「怎麼了,你還在為下午的事生氣啊?」杜靜宇夾了一些青菜放進江豫皓的碗里,看著他鬧別扭的神情,杜靜宇不由得輕笑著。
江豫皓不理會他的話,徑自將自己的頭埋進臂膀里,藉以遮住他那紅到不行的臉頰。
真是討厭這樣窩囊的自己,不過一個吻,竟然能讓他臉紅到現在。
自己的身體好象對杜靜宇特別有感覺,每次只要他一靠近自己,就會令他全身警戒,隨著他出其不意的舉動和曖昧的話語而做出令自己陌生又不解的強烈反應。

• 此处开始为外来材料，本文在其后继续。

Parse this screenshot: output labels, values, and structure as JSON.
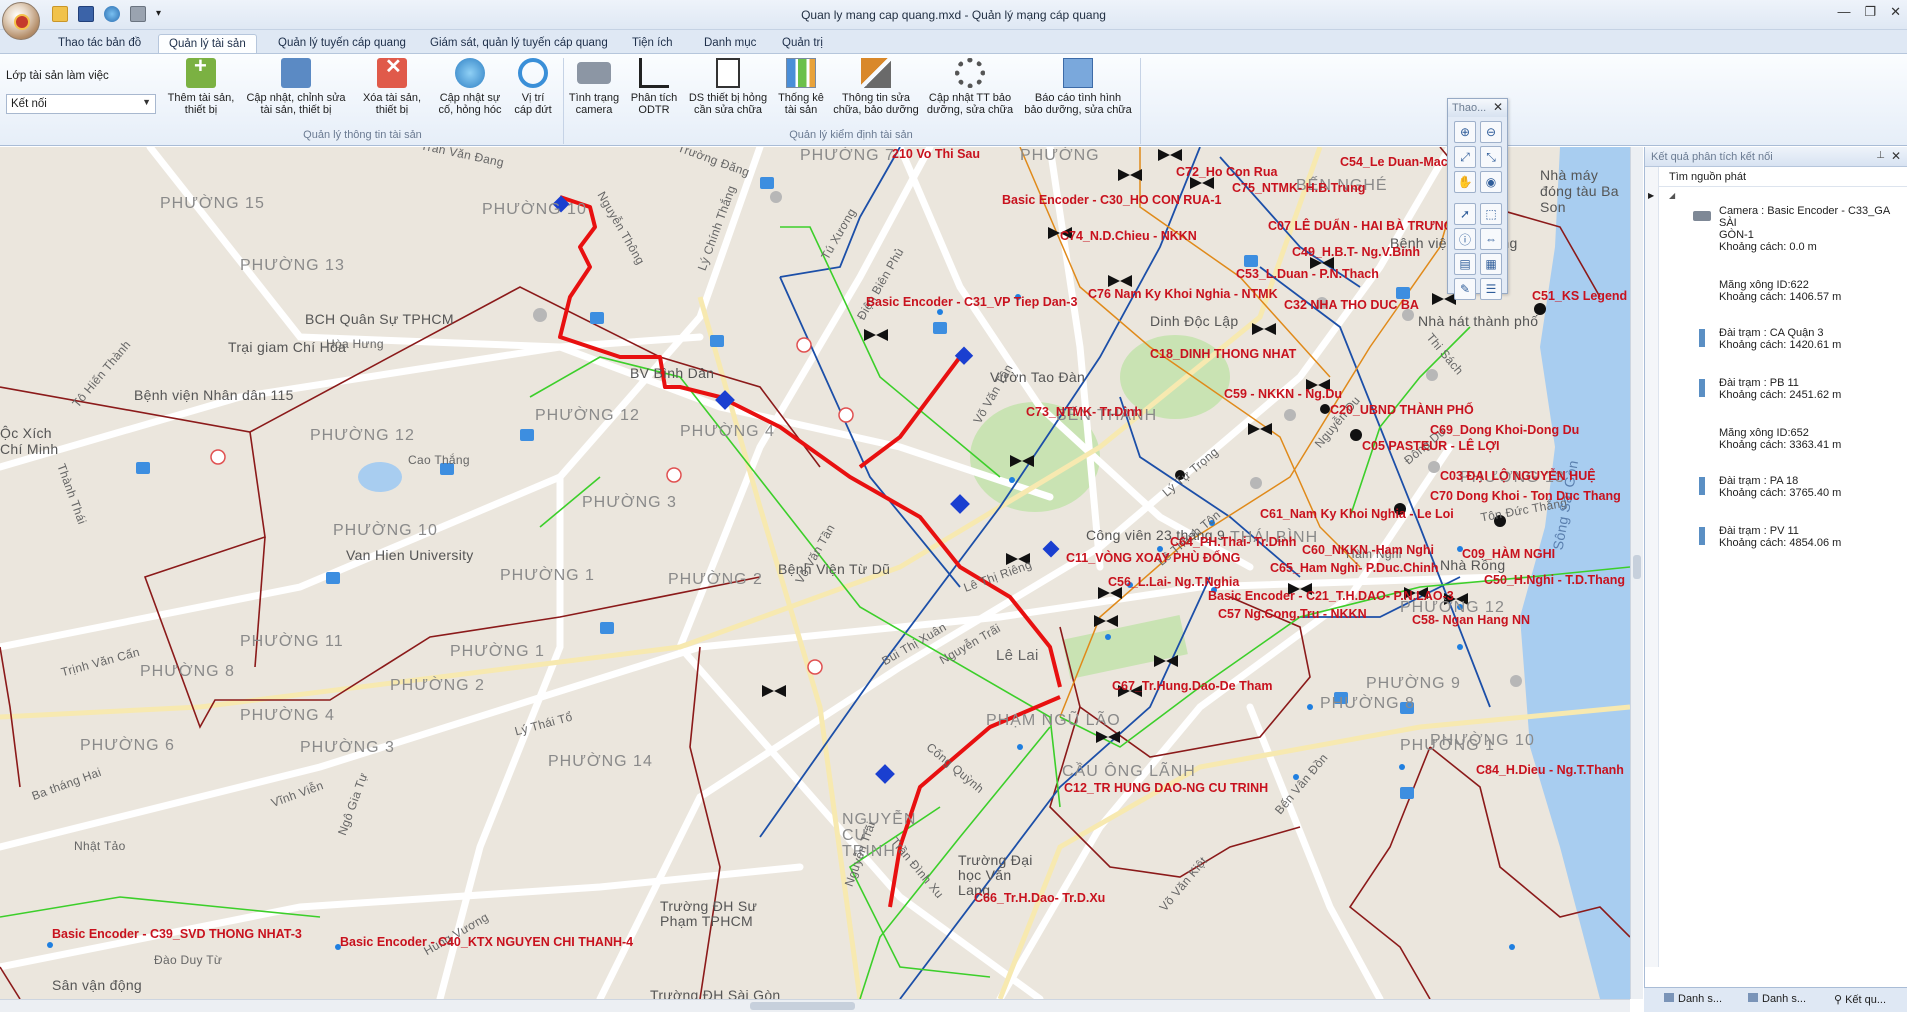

從來沒有一個人能夠讓他這個樣子,天!版訴他,原來的自己躲到哪兒去了?
「混帳東西!」江豫皓在自己的臂膀里低聲罵道,是罵自己,也是罵杜靜宇。
自尊心比誰都還要強的他,第一次深深的厭惡自己。
「好了啦!不要鬧脾氣了,快點吃飯!」
杜靜宇拍了拍江豫皓的頭,不過他卻覺得有些不對勁,立即勾起了江豫皓的下巴。
映入他眼簾的是一雙盈滿淚水的瞳眸,江豫皓的淚水像針一樣,扎痛了他的心。
「對不起,我是不是做得太過分了?」杜靜宇拭去自他眼角滑落的一滴淚,愛憐的從背後環住他。
江豫皓沒有拒絕,只是任由眼眶中的淚水不斷流下。
「不要哭了,看你這樣我也好難過。」
「我、我好討厭自己。」江豫皓哽咽的說。
「我覺得我不再是以前的我,我變得好懦弱、好窩囊,真的好討厭這樣的自己。」江豫皓在不自覺中抓緊了杜靜宇的手。
「怎麼會呢?」杜靜宇又抹去他落下的淚。
「就像現在一樣,堅持不哭的我竟然又掉淚了,好害怕體內那股陌生的感覺,好討厭……」
「什麼感覺?」
「不知道,每次看到你我都會有種奇怪的感覺,當你吻我的時候,那種感覺就更強烈了,就算我想忽略也忽略不了!」
「真的嗎?那麼我是否該從你的眼前消失呢?這樣才不會讓你更難受。」杜靜宇淡淡的笑著,有點苦澀,也有點明白了他的苦處。
「不要!你是我現在唯一可以說話的對象,如果你又離開我,我真的不知道要怎麼辦了!我好怕孤單,好怕……」手足無措的江豫皓抓住杜靜宇的衣袖,哭得更凶了。
「好,我不離開你,不要哭了。」他的手撫上了江豫皓沾滿淚水的臉頰,心好疼。
「杜靜宇……」江豫皓側著頭,淚眼蒙的看著身後的杜靜宇。
「嗯?」不舍的吻了下他的眼簾。
「我好想爹娘,他們為什麼不要我?是我不乖嗎?我怎麼想都不懂,我到底哪里做錯了,你告訴我好不好?求求你!」一臉祈求的搖著杜靜宇的手,他期盼能夠得到一個答案。這個疙瘩像顆大石頭似的壓在他心中,好多好多個一樣的夜晚,他反復的問了上千上萬個為什麼,然而就是沒有一個答案。
為什麼?難道只因為他是個「掃把星」?
真的好不公平!憑什麼因為他是掃把星就不能享有親情?除此之外還得忍受被家人以八千萬兩的高價將自己賣出去?掃把星也是人啊!
「乖,我會一直待在你身邊的。」沒有回答他的問題,杜靜宇只是將江豫皓摟得更緊。
如果他能夠分擔豫皓心里的痛苦就好了!
「我不會再讓你受到任何傷害!相信我,豫皓!」如果不能為他分擔痛苦,那麼就讓他照顧他吧!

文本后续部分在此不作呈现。